Thursday, March 26, 2009

Optimism Bias - A Better than Average Rant

I have been exercised to write because of a misapprehension, or at least sloppy terminology, seen in a recent psychology talk at a university, and on Australia's national science TV show Catalyst (this story). The phenomenon being mentioned in both cases is something known as the optimism bias, among other names. You can read about it on this wikipedia page.

The basic idea is that for some quality X, an excessive number (a majority or a very big majority, called a supermajority) of people assume they have above the norm values of X. Now to be properly a fallacy, in the sense of being a logical impossibility rather than a simple factual error, we really need to find that a majority of people assume they have above-median levels of X. More than a majority claiming above-median levels of X mean that someone is wrong.

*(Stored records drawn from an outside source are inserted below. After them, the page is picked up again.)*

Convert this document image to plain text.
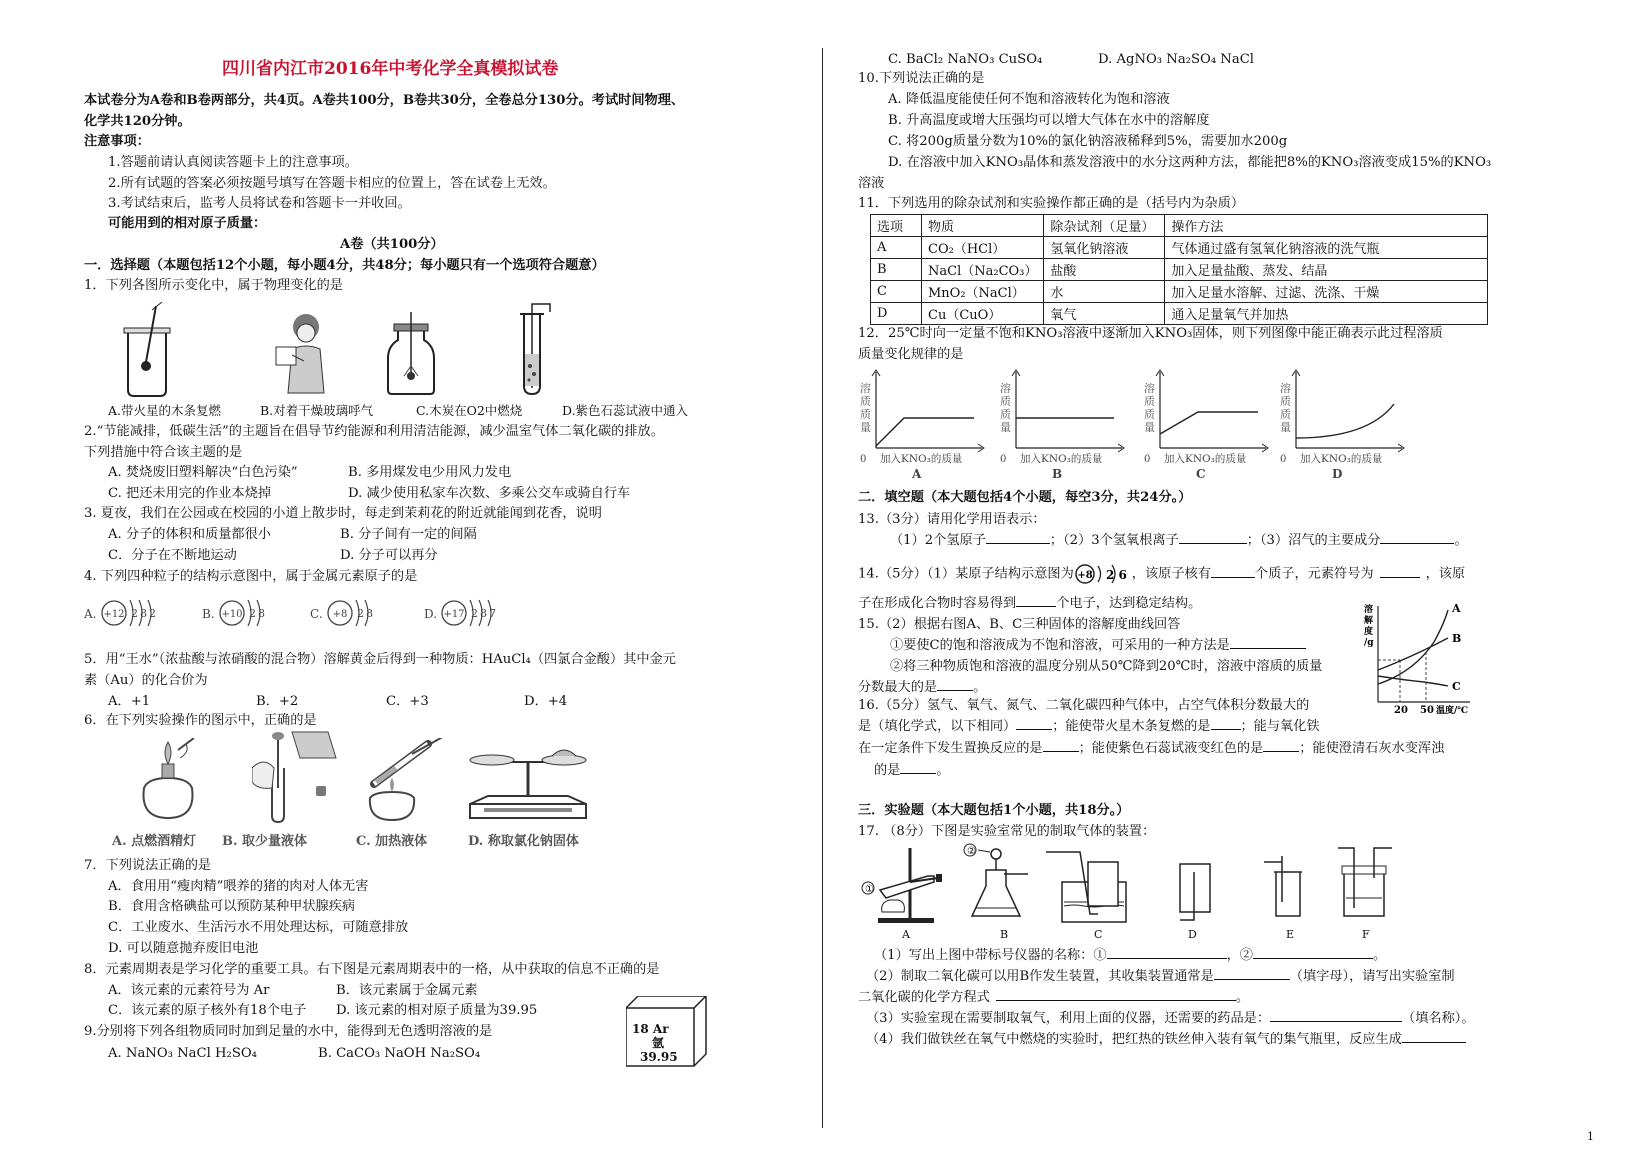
四川省内江市2016年中考化学全真模拟试卷
本试卷分为A卷和B卷两部分，共4页。A卷共100分，B卷共30分，全卷总分130分。考试时间物理、
化学共120分钟。
注意事项：
1.答题前请认真阅读答题卡上的注意事项。
2.所有试题的答案必须按题号填写在答题卡相应的位置上，答在试卷上无效。
3.考试结束后，监考人员将试卷和答题卡一并收回。
可能用到的相对原子质量：
A卷（共100分）
一．选择题（本题包括12个小题，每小题4分，共48分；每小题只有一个选项符合题意）
1．下列各图所示变化中，属于物理变化的是
A.带火星的木条复燃	B.对着干燥玻璃呼气	C.木炭在O2中燃烧	D.紫色石蕊试液中通入
2.“节能减排，低碳生活”的主题旨在倡导节约能源和利用清洁能源，减少温室气体二氧化碳的排放。
下列措施中符合该主题的是
A. 焚烧废旧塑料解决“白色污染”	B. 多用煤发电少用风力发电
C. 把还未用完的作业本烧掉	D. 减少使用私家车次数、多乘公交车或骑自行车
3. 夏夜，我们在公园或在校园的小道上散步时，每走到茉莉花的附近就能闻到花香，说明
A. 分子的体积和质量都很小	B. 分子间有一定的间隔
C．分子在不断地运动	D. 分子可以再分
4. 下列四种粒子的结构示意图中，属于金属元素原子的是
A. +12 2 8 2	B. +10 2 8	C. +8 2 8	D. +17 2 8 7
5．用“王水”（浓盐酸与浓硝酸的混合物）溶解黄金后得到一种物质：HAuCl₄（四氯合金酸）其中金元
素（Au）的化合价为
A．+1	B．+2	C．+3	D．+4
6．在下列实验操作的图示中，正确的是
A. 点燃酒精灯 B. 取少量液体	C. 加热液体	D. 称取氯化钠固体
7．下列说法正确的是
A．食用用“瘦肉精”喂养的猪的肉对人体无害
B．食用含格碘盐可以预防某种甲状腺疾病
C．工业废水、生活污水不用处理达标，可随意排放
D. 可以随意抛弃废旧电池
8．元素周期表是学习化学的重要工具。右下图是元素周期表中的一格，从中获取的信息不正确的是
A．该元素的元素符号为 Ar	B．该元素属于金属元素
C．该元素的原子核外有18个电子 D. 该元素的相对原子质量为39.95
18 Ar
氩
39.95
9.分别将下列各组物质同时加到足量的水中，能得到无色透明溶液的是
A. NaNO₃ NaCl H₂SO₄	B. CaCO₃ NaOH Na₂SO₄
C. BaCl₂ NaNO₃ CuSO₄	D. AgNO₃ Na₂SO₄ NaCl
10.下列说法正确的是
A. 降低温度能使任何不饱和溶液转化为饱和溶液
B. 升高温度或增大压强均可以增大气体在水中的溶解度
C. 将200g质量分数为10%的氯化钠溶液稀释到5%，需要加水200g
D. 在溶液中加入KNO₃晶体和蒸发溶液中的水分这两种方法，都能把8%的KNO₃溶液变成15%的KNO₃
溶液
11．下列选用的除杂试剂和实验操作都正确的是（括号内为杂质）
选项	物质	除杂试剂（足量）	操作方法
A	CO₂（HCl）	氢氧化钠溶液	气体通过盛有氢氧化钠溶液的洗气瓶
B	NaCl（Na₂CO₃）	盐酸	加入足量盐酸、蒸发、结晶
C	MnO₂（NaCl）	水	加入足量水溶解、过滤、洗涤、干燥
D	Cu（CuO）	氧气	通入足量氧气并加热
12．25℃时向一定量不饱和KNO₃溶液中逐渐加入KNO₃固体，则下列图像中能正确表示此过程溶质
质量变化规律的是
溶
质
质
量
0 加入KNO₃的质量
A
溶
质
质
量
0 加入KNO₃的质量
B
溶
质
质
量
0 加入KNO₃的质量
C
溶
质
质
量
0 加入KNO₃的质量
D
二．填空题（本大题包括4个小题，每空3分，共24分。）
13.（3分）请用化学用语表示：
（1）2个氢原子	；（2）3个氢氧根离子	；（3）沼气的主要成分	。
14.（5分）（1）某原子结构示意图为 +8 2 6 ，该原子核有	个质子，元素符号为	，该原
子在形成化合物时容易得到	个电子，达到稳定结构。
15.（2）根据右图A、B、C三种固体的溶解度曲线回答
①要使C的饱和溶液成为不饱和溶液，可采用的一种方法是
②将三种物质饱和溶液的温度分别从50℃降到20℃时，溶液中溶质的质量
分数最大的是	。
溶
解
度
/g
A
B
C
20 50 温度/℃
16.（5分）氢气、氧气、氮气、二氧化碳四种气体中，占空气体积分数最大的
是（填化学式，以下相同）	；能使带火星木条复燃的是 ；能与氧化铁
在一定条件下发生置换反应的是	；能使紫色石蕊试液变红色的是	；能使澄清石灰水变浑浊
的是	。
三．实验题（本大题包括1个小题，共18分。）
17. （8分）下图是实验室常见的制取气体的装置：
①
②
A	B	C	D	E	F
（1）写出上图中带标号仪器的名称：①	，②	。
（2）制取二氧化碳可以用B作发生装置，其收集装置通常是	（填字母），请写出实验室制
二氧化碳的化学方程式	。
（3）实验室现在需要制取氧气，利用上面的仪器，还需要的药品是：	（填名称）。
（4）我们做铁丝在氧气中燃烧的实验时，把红热的铁丝伸入装有氧气的集气瓶里，反应生成
1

The usual presentation of the fallacy, and this is the form in the Catalyst story, is that for some quality X a majority of people believe they have above-average levels of X. This statement doesn't work as a logical fallacy. The wikipedia page (in the section on skewed distributions) points out that most people have an above-average number of legs (since we have a large majority of 2-legged people, and people with fewer than 2 legs). Similarly, most people: have above-average numbers of kidneys; have committed fewer-than-average crimes; have practiced less-than-average cannibalism; have names more-than-averagely non-identical with Donald Duck (at least one non-cartoon Scot holds this name); and most people in Australia hold more than the average number of drivers licenses.

Let's look at the drivers license in detail. Many people in the Australia do not hold a drivers license (eg minors), many people hold one drivers license, very few hold two or more. The average number of drivers licenses per person in this country is between 0 and 1. Since more people have a drivers license than not, the majority of Australians hold more-than-average numbers of drivers licenses.

Now, it is entirely possible that people are more optimistic about their abilities as drivers or share traders than they should be. On a reasonable scale of abilities, maybe too many believe they are above average. But this is not a logical fallacy as presented, merely an error of fact, where the fact in error is the skew in the distribution.